From you I want to see a bold proposal that increases substantially federal aid to state and local governments, first for the maintenance of existing infrastructure (roads, bridges, sewer systems, schools, parks, recreation facilities, retrofitting of government facilities to enhance energy efficiency) and second for new infrastructure projects.  Most of the funds should be targeted to infrastructure maintenance as these projects tend to yield higher returns and can be started more quickly than new infrastructure projects. 

Extend unemployment benefits.  Pay little attention to those who argue that this kind of policy actually causes unemployment to be much greater and the duration much longer since it reduces the urgency of taking a job.  The evidence for this is really not very compelling especially with labor market conditions as they exist today. 

Stay away from proposing too much in the way of relatively ineffective tax cuts, even payroll tax cuts, for individuals and/or businesses.  The impetus that such cuts give to spending is relatively minor.  Indeed, this was a major problem with your first “stimulus” package.   

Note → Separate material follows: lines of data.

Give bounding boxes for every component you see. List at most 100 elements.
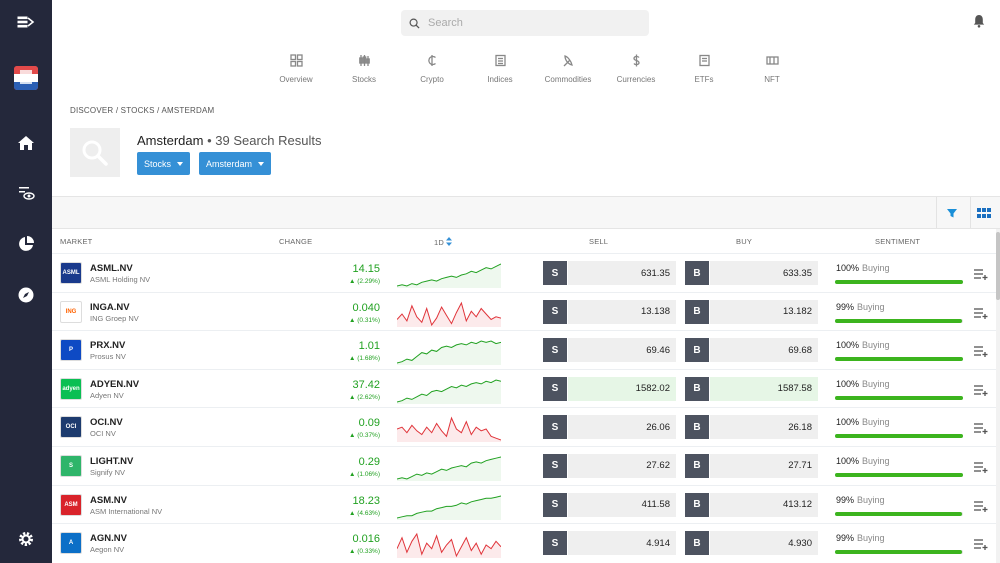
buy-button[interactable]: B	[685, 261, 709, 285]
sell-price[interactable]: 69.46	[568, 338, 676, 363]
grid-view-icon[interactable]	[976, 205, 992, 221]
sell-button[interactable]: S	[543, 453, 567, 478]
table-row[interactable]: OCI OCI.NV OCI NV 0.09 ▲ (0.37%) S 26.06…	[52, 407, 996, 446]
table-row[interactable]: A AGN.NV Aegon NV 0.016 ▲ (0.33%) S 4.91…	[52, 523, 996, 562]
buy-button[interactable]: B	[685, 415, 709, 440]
buy-price[interactable]: 413.12	[710, 492, 818, 517]
buy-button[interactable]: B	[685, 453, 709, 478]
buy-button[interactable]: B	[685, 492, 709, 517]
buy-price[interactable]: 4.930	[710, 531, 818, 556]
search-box[interactable]	[401, 10, 649, 36]
scrollbar-thumb[interactable]	[996, 232, 1000, 300]
market-symbol[interactable]: ADYEN.NV	[90, 379, 139, 390]
sell-button[interactable]: S	[543, 299, 567, 324]
breadcrumb-discover[interactable]: DISCOVER	[70, 106, 113, 115]
exchange-filter-button[interactable]: Amsterdam	[199, 152, 272, 175]
filter-icon[interactable]	[944, 205, 960, 221]
stocks-filter-button[interactable]: Stocks	[137, 152, 191, 175]
crypto-icon	[425, 54, 439, 68]
sell-button[interactable]: S	[543, 338, 567, 363]
row-menu-icon[interactable]	[973, 344, 989, 358]
market-symbol[interactable]: PRX.NV	[90, 340, 125, 351]
market-symbol[interactable]: AGN.NV	[90, 533, 127, 544]
market-symbol[interactable]: ASM.NV	[90, 495, 127, 506]
table-row[interactable]: adyen ADYEN.NV Adyen NV 37.42 ▲ (2.62%) …	[52, 368, 996, 408]
sentiment-bar	[835, 280, 963, 284]
indices-icon	[493, 54, 507, 68]
tab-commodities[interactable]: Commodities	[534, 54, 602, 84]
market-symbol[interactable]: LIGHT.NV	[90, 456, 133, 467]
sentiment-label: 100% Buying	[836, 417, 890, 427]
expand-menu-icon[interactable]	[14, 10, 38, 34]
sell-price[interactable]: 13.138	[568, 299, 676, 324]
row-menu-icon[interactable]	[973, 267, 989, 281]
sell-price[interactable]: 26.06	[568, 415, 676, 440]
buy-button[interactable]: B	[685, 376, 709, 401]
watchlist-icon[interactable]	[14, 181, 38, 205]
tab-currencies[interactable]: Currencies	[602, 54, 670, 84]
category-nav: Overview Stocks Crypto Indices Commoditi…	[262, 54, 806, 84]
table-row[interactable]: P PRX.NV Prosus NV 1.01 ▲ (1.68%) S 69.4…	[52, 330, 996, 369]
sell-button[interactable]: S	[543, 376, 567, 401]
sell-button[interactable]: S	[543, 415, 567, 440]
row-menu-icon[interactable]	[973, 499, 989, 513]
buy-button[interactable]: B	[685, 299, 709, 324]
table-row[interactable]: ASML ASML.NV ASML Holding NV 14.15 ▲ (2.…	[52, 253, 996, 292]
table-row[interactable]: ASM ASM.NV ASM International NV 18.23 ▲ …	[52, 484, 996, 524]
buy-button[interactable]: B	[685, 531, 709, 556]
col-period[interactable]: 1D	[434, 237, 453, 247]
market-symbol[interactable]: INGA.NV	[90, 302, 130, 313]
buy-button[interactable]: B	[685, 338, 709, 363]
row-menu-icon[interactable]	[973, 537, 989, 551]
row-menu-icon[interactable]	[973, 460, 989, 474]
buy-price[interactable]: 1587.58	[710, 376, 818, 401]
row-menu-icon[interactable]	[973, 306, 989, 320]
buy-price[interactable]: 27.71	[710, 453, 818, 478]
buy-price[interactable]: 633.35	[710, 261, 818, 285]
table-row[interactable]: ING INGA.NV ING Groep NV 0.040 ▲ (0.31%)…	[52, 291, 996, 331]
breadcrumb-stocks[interactable]: STOCKS	[121, 106, 155, 115]
market-name: OCI NV	[90, 429, 116, 439]
market-symbol[interactable]: ASML.NV	[90, 263, 133, 274]
exchange-filter-label: Amsterdam	[206, 158, 253, 169]
buy-price[interactable]: 69.68	[710, 338, 818, 363]
tab-overview[interactable]: Overview	[262, 54, 330, 84]
buy-price[interactable]: 26.18	[710, 415, 818, 440]
tab-crypto[interactable]: Crypto	[398, 54, 466, 84]
tab-label: Currencies	[616, 75, 656, 84]
avatar[interactable]	[14, 66, 38, 90]
bell-icon[interactable]	[972, 14, 986, 28]
sell-price[interactable]: 631.35	[568, 261, 676, 285]
sell-button[interactable]: S	[543, 261, 567, 285]
tab-etfs[interactable]: ETFs	[670, 54, 738, 84]
tab-label: Stocks	[351, 75, 376, 84]
sell-price[interactable]: 411.58	[568, 492, 676, 517]
sell-price[interactable]: 27.62	[568, 453, 676, 478]
table-header: MARKET CHANGE 1D SELL BUY SENTIMENT	[52, 229, 1000, 253]
portfolio-icon[interactable]	[14, 232, 38, 256]
row-menu-icon[interactable]	[973, 383, 989, 397]
home-icon[interactable]	[14, 131, 38, 155]
sell-button[interactable]: S	[543, 531, 567, 556]
breadcrumb-separator: /	[113, 106, 121, 115]
sentiment-direction: Buying	[862, 263, 890, 273]
market-symbol[interactable]: OCI.NV	[90, 417, 123, 428]
search-input[interactable]	[428, 17, 628, 29]
market-table: ASML ASML.NV ASML Holding NV 14.15 ▲ (2.…	[52, 253, 996, 562]
table-row[interactable]: S LIGHT.NV Signify NV 0.29 ▲ (1.06%) S 2…	[52, 445, 996, 485]
settings-icon[interactable]	[14, 527, 38, 551]
row-menu-icon[interactable]	[973, 421, 989, 435]
market-name: Signify NV	[90, 467, 126, 477]
market-name: ING Groep NV	[90, 313, 139, 323]
tab-nft[interactable]: NFT	[738, 54, 806, 84]
sort-icon	[446, 237, 453, 246]
sell-price[interactable]: 1582.02	[568, 376, 676, 401]
buy-price[interactable]: 13.182	[710, 299, 818, 324]
sell-button[interactable]: S	[543, 492, 567, 517]
discover-icon[interactable]	[14, 283, 38, 307]
tab-indices[interactable]: Indices	[466, 54, 534, 84]
sell-price[interactable]: 4.914	[568, 531, 676, 556]
market-logo: P	[60, 339, 82, 362]
tab-stocks[interactable]: Stocks	[330, 54, 398, 84]
change-value: 0.040	[352, 301, 380, 314]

Do not compromise needlessly on delaying necessary regulations whether environmental, financial, consumer, or otherwise.  They are not the culprits here—the lack of aggregate spending is.

The additional spending should continue for about two years.  As the economy recovers and the unemployment rate shows a consistent decline, the weaning will have to begin.  Note that none of these short-run stimulus prescriptions should preclude discussions and/or passage of effective long-run policies and proposals to deal the long-term fiscal problems we face.  But please, do not use these long-term problems as an excuse for holding back any longer on the short run stimulus measures that are necessary to get out of the serious economic malaise in which the nation finds itself.

Mr. President, I wish you well.


Ernest M. Zampelli

Comments

Matt

Matt wrote on 09/08/11 1:57 PM

All great suggestions, Ernie. Obama should frame it like this: I won't repeat the mistake of FDR by cutting spending too soon in a recession. We should let construction and investment restore our economy -- not hope for a future war to do it.